I also imagine there's a lot less "peacocking" from men and women in their 20s trying to find relationships and using FB as a way to do that or promote themselves in a certain light for those ends. By the time youre in your 30s, you're probably already in a LTR and have no need for that kind of thing.

Yeah; but either way it seems like trouble for Facebook's business model. If their algorithms are sending their users into a feedback loop of "too many ads, I'm not going to use this as often" then it breaks the cycle of engagement that is so valuable to them.
I experienced the exact same thing as I got into my 30s, as well as a huge increase in posts appearing in my newsfeed just because a friend 'liked' it. So I'm suddenly seeing the wedding and baby photos of people I've never even met. It just felt creepy and weird, like I was intruding on people's private moments.

I think this is because, as you say, people maintain radio silence apart from major life events. When someone posts one of these major events, everyone else feels like they have to hit 'like' out of a sense of loyalty, which propagates these posts much further across the graph. These are the only type of posts I've seen that routinely get 100+ likes.

I actually think this could be a factor in the downfall of FB, as it develops its own social norms (e.g. "I must always 'like' any photo of a female hand with an engagement ring on it, despite the fact it looks identical to every other one"). The number of likes a post receives is now completely divorced (pun intended) from the inherent quality of the post, so the like button no longer works as an upvote system.

> so the like button no longer works as an upvote system.

I don't think it ever worked as an upvote system. I think that many users have that expectation, but Facebook has never really used "likes" alone to determine news feed placement.

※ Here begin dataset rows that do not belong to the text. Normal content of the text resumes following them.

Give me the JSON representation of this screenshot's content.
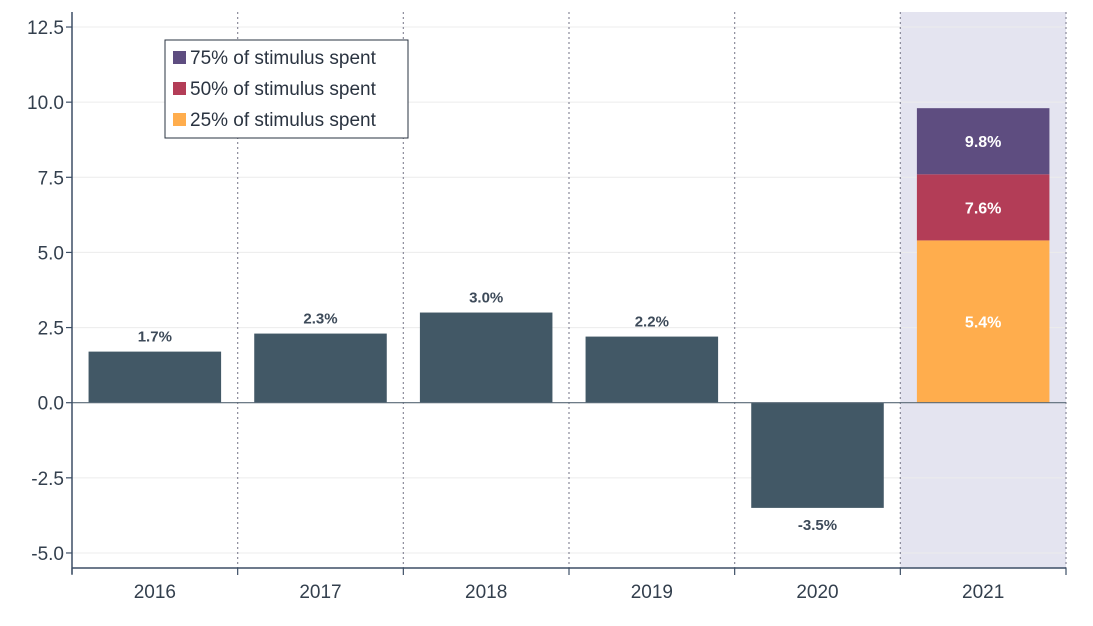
{
  "chart_data": {
    "type": "bar",
    "categories": [
      "2016",
      "2017",
      "2018",
      "2019",
      "2020",
      "2021"
    ],
    "series": [
      {
        "values": [
          1.7,
          2.3,
          3.0,
          2.2,
          -3.5,
          null
        ],
        "labels": [
          "1.7%",
          "2.3%",
          "3.0%",
          "2.2%",
          "-3.5%",
          ""
        ],
        "color": "#425866"
      },
      {
        "name": "25% of stimulus spent",
        "values": [
          null,
          null,
          null,
          null,
          null,
          5.4
        ],
        "labels": [
          "",
          "",
          "",
          "",
          "",
          "5.4%"
        ],
        "color": "#ffad4d"
      },
      {
        "name": "50% of stimulus spent",
        "values": [
          null,
          null,
          null,
          null,
          null,
          7.6
        ],
        "labels": [
          "",
          "",
          "",
          "",
          "",
          "7.6%"
        ],
        "color": "#b33d57"
      },
      {
        "name": "75% of stimulus spent",
        "values": [
          null,
          null,
          null,
          null,
          null,
          9.8
        ],
        "labels": [
          "",
          "",
          "",
          "",
          "",
          "9.8%"
        ],
        "color": "#5e4d80"
      }
    ],
    "ylim": [
      -5.5,
      13
    ],
    "yticks": [
      "12.5",
      "10.0",
      "7.5",
      "5.0",
      "2.5",
      "0.0",
      "-2.5",
      "-5.0"
    ],
    "ytick_values": [
      12.5,
      10.0,
      7.5,
      5.0,
      2.5,
      0.0,
      -2.5,
      -5.0
    ],
    "highlight_category": "2021",
    "highlight_color": "#e4e4f0",
    "legend": {
      "placement": "top-left",
      "entries": [
        "75% of stimulus spent",
        "50% of stimulus spent",
        "25% of stimulus spent"
      ],
      "colors": [
        "#5e4d80",
        "#b33d57",
        "#ffad4d"
      ]
    },
    "grid": true,
    "xlabel": "",
    "ylabel": ""
  }
}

But I agree, I think this social phenomenon combined with ad blockers (which effectively block Facebook's data feed into what sites users visit outside of Facebook) will lead to significant downward revenue pressure on Facebook. There's not really anything competitive yet; but advertising doesn't feel like a viable model long-term.

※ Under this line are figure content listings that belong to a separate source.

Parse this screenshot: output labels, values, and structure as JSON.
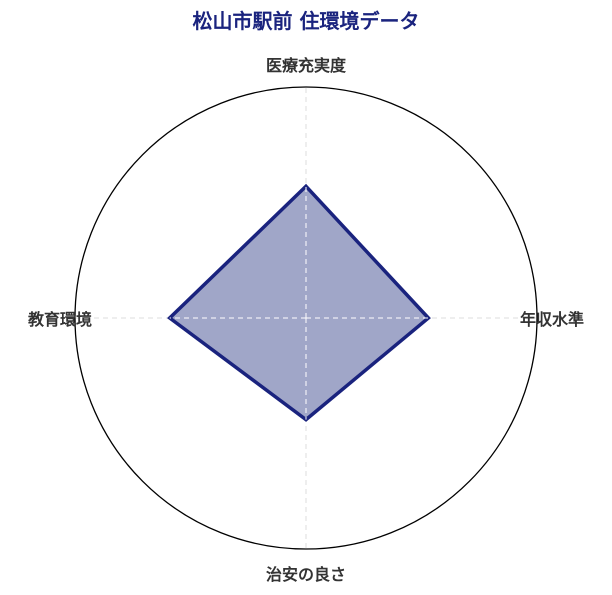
{
  "chart_data": {
    "type": "radar",
    "title": "松山市駅前 住環境データ",
    "axes": [
      "医療充実度",
      "年収水準",
      "治安の良さ",
      "教育環境"
    ],
    "values": [
      57,
      53,
      44,
      59
    ],
    "rlim": [
      0,
      100
    ],
    "grid": true,
    "colors": {
      "title": "#1a237e",
      "line": "#1a237e",
      "fill": "#a0a6c8",
      "outline": "#000000",
      "grid": "#dddddd"
    }
  }
}
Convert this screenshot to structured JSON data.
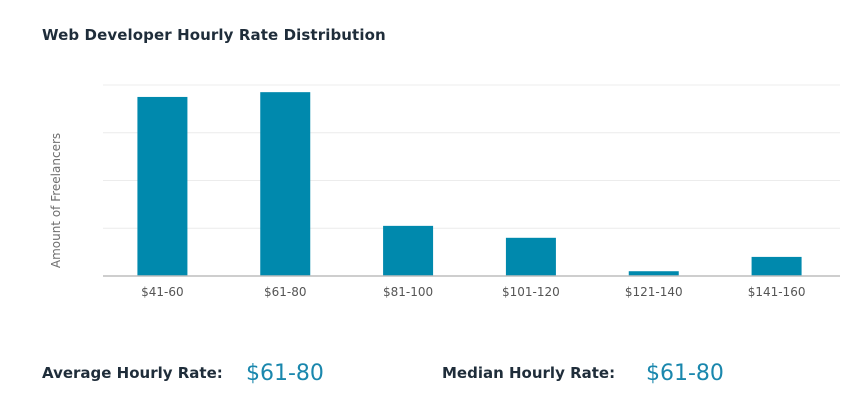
{
  "chart_data": {
    "type": "bar",
    "title": "Web Developer Hourly Rate Distribution",
    "xlabel": "",
    "ylabel": "Amount of Freelancers",
    "categories": [
      "$41-60",
      "$61-80",
      "$81-100",
      "$101-120",
      "$121-140",
      "$141-160"
    ],
    "values": [
      37.5,
      38.5,
      10.5,
      8,
      1,
      4
    ],
    "ylim": [
      0,
      40
    ],
    "y_tick_labels_shown": false,
    "grid": true,
    "bar_color": "#0089ad",
    "grid_color": "#ececec",
    "axis_color": "#bdbdbd"
  },
  "summary": {
    "average_label": "Average Hourly Rate:",
    "average_value": "$61-80",
    "median_label": "Median Hourly Rate:",
    "median_value": "$61-80"
  }
}
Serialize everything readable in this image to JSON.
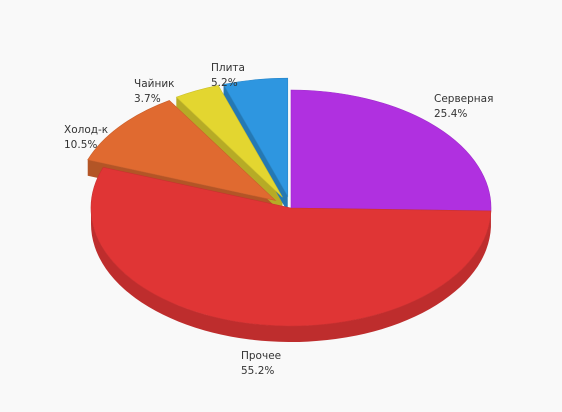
{
  "chart_data": {
    "type": "pie",
    "title": "",
    "slices": [
      {
        "name": "Серверная",
        "value": 25.4,
        "value_label": "25.4%",
        "color": "#b030e0",
        "exploded": false
      },
      {
        "name": "Прочее",
        "value": 55.2,
        "value_label": "55.2%",
        "color": "#e03535",
        "exploded": false
      },
      {
        "name": "Холод-к",
        "value": 10.5,
        "value_label": "10.5%",
        "color": "#e06a30",
        "exploded": true
      },
      {
        "name": "Чайник",
        "value": 3.7,
        "value_label": "3.7%",
        "color": "#e3d630",
        "exploded": true
      },
      {
        "name": "Плита",
        "value": 5.2,
        "value_label": "5.2%",
        "color": "#2e96e0",
        "exploded": true
      }
    ],
    "legend": "none",
    "style": "3d-exploded"
  }
}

Here's a nice social experiment: what would happen if all users were required to post their bank balance along with their status updates? All those nice vacation pictures have to be financed somehow...

By the way, I just unfollow all of my friends by default, so I don't have to read their status updates when I just want to check out some events.

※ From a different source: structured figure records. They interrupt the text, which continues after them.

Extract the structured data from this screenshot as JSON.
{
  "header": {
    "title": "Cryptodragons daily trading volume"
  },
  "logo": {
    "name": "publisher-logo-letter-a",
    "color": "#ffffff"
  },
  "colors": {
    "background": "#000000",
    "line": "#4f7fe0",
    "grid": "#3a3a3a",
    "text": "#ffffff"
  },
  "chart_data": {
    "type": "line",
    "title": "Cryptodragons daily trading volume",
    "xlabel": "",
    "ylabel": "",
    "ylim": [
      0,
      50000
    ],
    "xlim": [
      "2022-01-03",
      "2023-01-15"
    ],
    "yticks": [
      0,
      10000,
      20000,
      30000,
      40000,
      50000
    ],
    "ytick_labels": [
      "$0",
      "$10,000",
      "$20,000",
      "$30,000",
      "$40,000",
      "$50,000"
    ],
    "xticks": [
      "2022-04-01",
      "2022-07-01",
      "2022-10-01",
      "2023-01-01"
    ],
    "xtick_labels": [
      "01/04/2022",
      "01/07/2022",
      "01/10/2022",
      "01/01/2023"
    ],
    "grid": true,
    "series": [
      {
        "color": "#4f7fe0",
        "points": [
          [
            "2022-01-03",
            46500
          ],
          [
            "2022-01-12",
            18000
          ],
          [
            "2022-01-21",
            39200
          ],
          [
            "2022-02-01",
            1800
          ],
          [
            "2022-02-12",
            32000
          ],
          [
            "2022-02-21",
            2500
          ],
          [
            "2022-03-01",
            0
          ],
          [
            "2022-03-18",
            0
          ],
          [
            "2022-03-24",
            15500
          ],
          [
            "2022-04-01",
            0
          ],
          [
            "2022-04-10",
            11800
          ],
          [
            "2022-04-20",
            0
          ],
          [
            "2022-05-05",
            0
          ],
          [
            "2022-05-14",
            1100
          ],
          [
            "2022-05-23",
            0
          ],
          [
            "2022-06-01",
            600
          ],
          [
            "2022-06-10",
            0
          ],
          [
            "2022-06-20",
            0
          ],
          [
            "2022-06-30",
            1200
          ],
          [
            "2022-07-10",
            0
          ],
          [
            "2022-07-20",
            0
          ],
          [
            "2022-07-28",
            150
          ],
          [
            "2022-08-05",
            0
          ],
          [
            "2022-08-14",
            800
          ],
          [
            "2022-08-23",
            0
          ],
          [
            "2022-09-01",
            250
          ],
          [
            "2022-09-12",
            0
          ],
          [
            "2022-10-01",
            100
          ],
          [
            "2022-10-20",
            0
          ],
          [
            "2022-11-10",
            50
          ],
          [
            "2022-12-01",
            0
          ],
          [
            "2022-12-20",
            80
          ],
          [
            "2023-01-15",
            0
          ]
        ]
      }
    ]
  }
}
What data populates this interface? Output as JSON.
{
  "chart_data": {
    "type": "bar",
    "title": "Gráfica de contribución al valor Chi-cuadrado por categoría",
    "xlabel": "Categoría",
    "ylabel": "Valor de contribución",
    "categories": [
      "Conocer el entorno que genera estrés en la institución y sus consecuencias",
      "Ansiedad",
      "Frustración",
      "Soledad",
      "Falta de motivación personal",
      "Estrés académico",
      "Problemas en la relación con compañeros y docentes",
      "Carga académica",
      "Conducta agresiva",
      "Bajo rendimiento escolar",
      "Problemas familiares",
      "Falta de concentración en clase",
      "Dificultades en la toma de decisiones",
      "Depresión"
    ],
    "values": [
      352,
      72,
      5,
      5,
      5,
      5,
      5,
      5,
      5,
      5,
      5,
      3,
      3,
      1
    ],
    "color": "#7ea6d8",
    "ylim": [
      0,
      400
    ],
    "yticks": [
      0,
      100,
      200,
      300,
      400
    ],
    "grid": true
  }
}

The same can happen with many things on the internet. Reddit, Youtube etc. It's not specific to facebook.
Yeesh. So dramatic. Can't take it seriously. But on a side note I wish more people would realize that their connection to this type of medium upsets, influences, and even impedes them and their goals. To me it just feels like narcissism in an accepted form. Can't stand it don't want it.
This is great. There is a fundamental problem with social media: There is no self growth. It is all about researching other people. You end up learning more about others and nothing about yourself. A feedback loop back towards your self growth is missing
I wonder if "encouraging self growth" is a slightly more actionable design goal for social media sites than "embracing the messiness of human life", whatever that's supposed to mean.
I know many may not think SUZE ORMAN is right on everything but she used to always say "People who feel less than spend more than". Facebook may be thinking the same things as this would help their advertisers.
Is there a decent open decentralised alternative to using facebook events. Maybe something pump.io based?

That part of facebook contributes value to my life - I'd quite happily ditch the rest of it.

"That I wasn’t able to perform for social media anymore. I used to go through life mentally composing tweets and spotting photo opportunities for Instagram. That was unthinkable now. The mere thought caused so much anxiety that I could barely unclench my jaws."

Yeah that's called addiction. Sweet Christ people actually do that? I post on Facebook very occasionally and it's usually bitching about something relating to code or just posting a picture of something cool. I don't even invest enough in this stuff to call it "composing" without feeling a little weird saying that.